Concerned at the expense of the power granted to local govt under clause 161 (2), which reads A differential rate which is higher or lower for some land in the municipal district than for other land may be declared on the basis of any criterea specified by the Council in the rate. That is carte blanche, open sesame. There can be differential rates on any criteria, and it was in that basis that the National Party objected most strenously to the powers contained in clause 161. We did so on the grounds that no one was in a position to protect ratepayers against potential abuse. It is clear that, in relation to minimum rates- which will, incidentally, de deleted by the Bill-some municipalities have been obtaining more than half of their entire rate revenue under the guise of minimum rates. The National Party wants to ensure that we at least restrain the potential for that power to be abused.....the MAV and the municipalities should be invited to define the classes or basis upon which the rates were levied, and explain the differentiation. It seemed a fair enough compromise, that they should be defined and put into the Bill, enabling everybody to know where we stand in relation to those defined categories.....yet under section 161 it was being advocated that the door be opened to the creation of additional minority groups. It was in that basis that we objected to the provision most strenously I place on the record now the fact that the National Party would profer that the definition of rates under which differentials are to be struck should be declared and identified in the legislation. ...I anticipate that enormous problems will surface if the Bill is passed and that open-ended differential rates will come back to haunt us. Roger Hallam Min. Local Government Western Province., Aug 3 1988

Sunday

Winston Churchill 1874-1965

It is quite true that the land monopoly is not the only monopoly which exists, but it is by far the greatest of monopolies - it is a perpetual monopoly, and it is the mother of all other forms of monopoly. Nothing is more amusing than to watch the efforts of our monopolist opponents to prove that other forms of property and increment are exactly the same, and are similar in all respects to the unearned increment in land. I have made speeches by the yard on the subject of land value taxation, and you know what a supporter I am of that policy.

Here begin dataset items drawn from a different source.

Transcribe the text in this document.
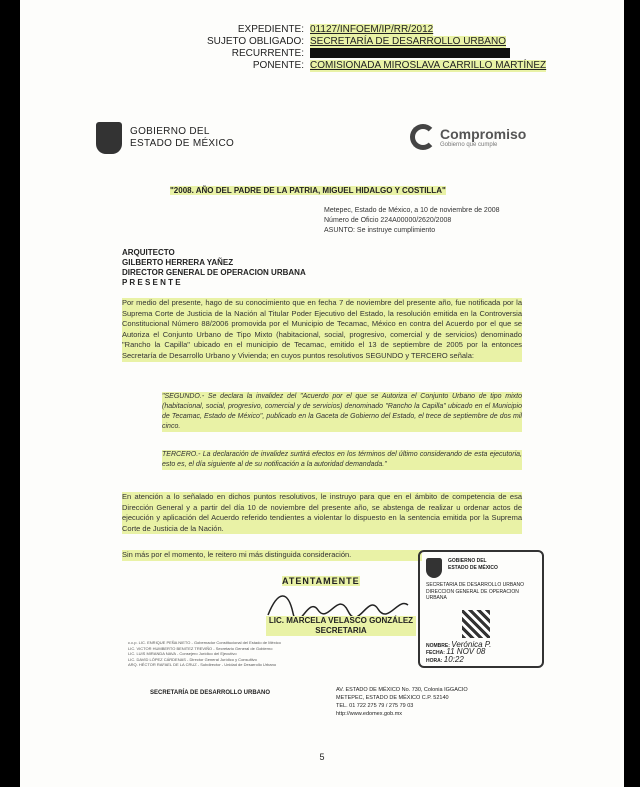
EXPEDIENTE: 01127/INFOEM/IP/RR/2012
SUJETO OBLIGADO: SECRETARÍA DE DESARROLLO URBANO
RECURRENTE:
PONENTE: COMISIONADA MIROSLAVA CARRILLO MARTÍNEZ
GOBIERNO DEL
ESTADO DE MÉXICO
Compromiso
Gobierno que cumple
"2008. AÑO DEL PADRE DE LA PATRIA, MIGUEL HIDALGO Y COSTILLA"
Metepec, Estado de México, a 10 de noviembre de 2008
Número de Oficio 224A00000/2620/2008
ASUNTO: Se instruye cumplimiento
ARQUITECTO
GILBERTO HERRERA YAÑEZ
DIRECTOR GENERAL DE OPERACION URBANA
P R E S E N T E
Por medio del presente, hago de su conocimiento que en fecha 7 de noviembre del presente año, fue notificada por la Suprema Corte de Justicia de la Nación al Titular Poder Ejecutivo del Estado, la resolución emitida en la Controversia Constitucional Número 88/2006 promovida por el Municipio de Tecamac, México en contra del Acuerdo por el que se Autoriza el Conjunto Urbano de Tipo Mixto (habitacional, social, progresivo, comercial y de servicios) denominado "Rancho la Capilla" ubicado en el municipio de Tecamac, emitido el 13 de septiembre de 2005 por la entonces Secretaría de Desarrollo Urbano y Vivienda; en cuyos puntos resolutivos SEGUNDO y TERCERO señala:
"SEGUNDO.- Se declara la invalidez del "Acuerdo por el que se Autoriza el Conjunto Urbano de tipo mixto (habitacional, social, progresivo, comercial y de servicios) denominado "Rancho la Capilla" ubicado en el Municipio de Tecamac, Estado de México", publicado en la Gaceta de Gobierno del Estado, el trece de septiembre de dos mil cinco.
TERCERO.- La declaración de invalidez surtirá efectos en los términos del último considerando de esta ejecutoria, esto es, el día siguiente al de su notificación a la autoridad demandada."
En atención a lo señalado en dichos puntos resolutivos, le instruyo para que en el ámbito de competencia de esa Dirección General y a partir del día 10 de noviembre del presente año, se abstenga de realizar u ordenar actos de ejecución y aplicación del Acuerdo referido tendientes a violentar lo dispuesto en la sentencia emitida por la Suprema Corte de Justicia de la Nación.
Sin más por el momento, le reitero mi más distinguida consideración.
ATENTAMENTE
LIC. MARCELA VELASCO GONZÁLEZ
SECRETARIA
c.c.p. LIC. ENRIQUE PEÑA NIETO - Gobernador Constitucional del Estado de México
LIC. VICTOR HUMBERTO BENITEZ TREVIÑO - Secretario General de Gobierno
LIC. LUIS MIRANDA NAVA - Consejero Jurídico del Ejecutivo
LIC. DAVID LÓPEZ CÁRDENAS - Director General Jurídico y Consultivo
ARQ. HÉCTOR RAFAEL DE LA CRUZ - Subdirector - Unidad de Desarrollo Urbano
GOBIERNO DEL
ESTADO DE MÉXICO
SECRETARIA DE DESARROLLO URBANO DIRECCION GENERAL DE OPERACION URBANA
NOMBRE: Verónica P.
FECHA: 11 NOV 08
HORA: 10:22
SECRETARÍA DE DESARROLLO URBANO	AV. ESTADO DE MÉXICO No. 730, Colonia IGGACIO
METEPEC, ESTADO DE MÉXICO C.P. 52140
TEL. 01 722 275 79 / 275 79 03
http://www.edomex.gob.mx
5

Henry George (1839-1897): Protection or Free Trade

Introduction: A tax on land values is of all taxes that which best fulfils every requirement of a perfect tax. As land cannot be hidden or carried off, a tax on land values can be assessed with more certainty and can be collected with greater ease and less expense than any other tax, while it does not in the slightest degree check production or lessen its incentive. It is, in fact, a tax only in form, being in nature a rent - a taking for the use of the community of a value that arises not from individual exertion but from the growth of the community. For it is not anything that the individual owner or user does that gives value to land. The value that he creates is a value that attaches to improvements. This, being the the result of individual exertion, properly belongs to the individual, and cannot be taxed without lessening the incentive to production. But the value that attaches to land itself is a value arising from the growth of the community and increasing with social growth. It therefore properly belongs to the community, and can be taken to the last penny without in the slightest degree lessening the incentive to production. For justice to be done between men it is not necessary for the State to take the land; it is only necessary to take its rent. Our primary social adjustment is a denial of justice. In allowing one man to own the land on which and from which other men must live, we have made them his bondsmen in a degree which increases as material progress goes on.

Thursday

Franco Modigliani (1985):

It is important that rent of land be retained as a source of government revenue. Some persons who could make excellent use of land would be unable to raise money for the purchase price. Collecting rent annually provides access to land for persons with limited access to credit.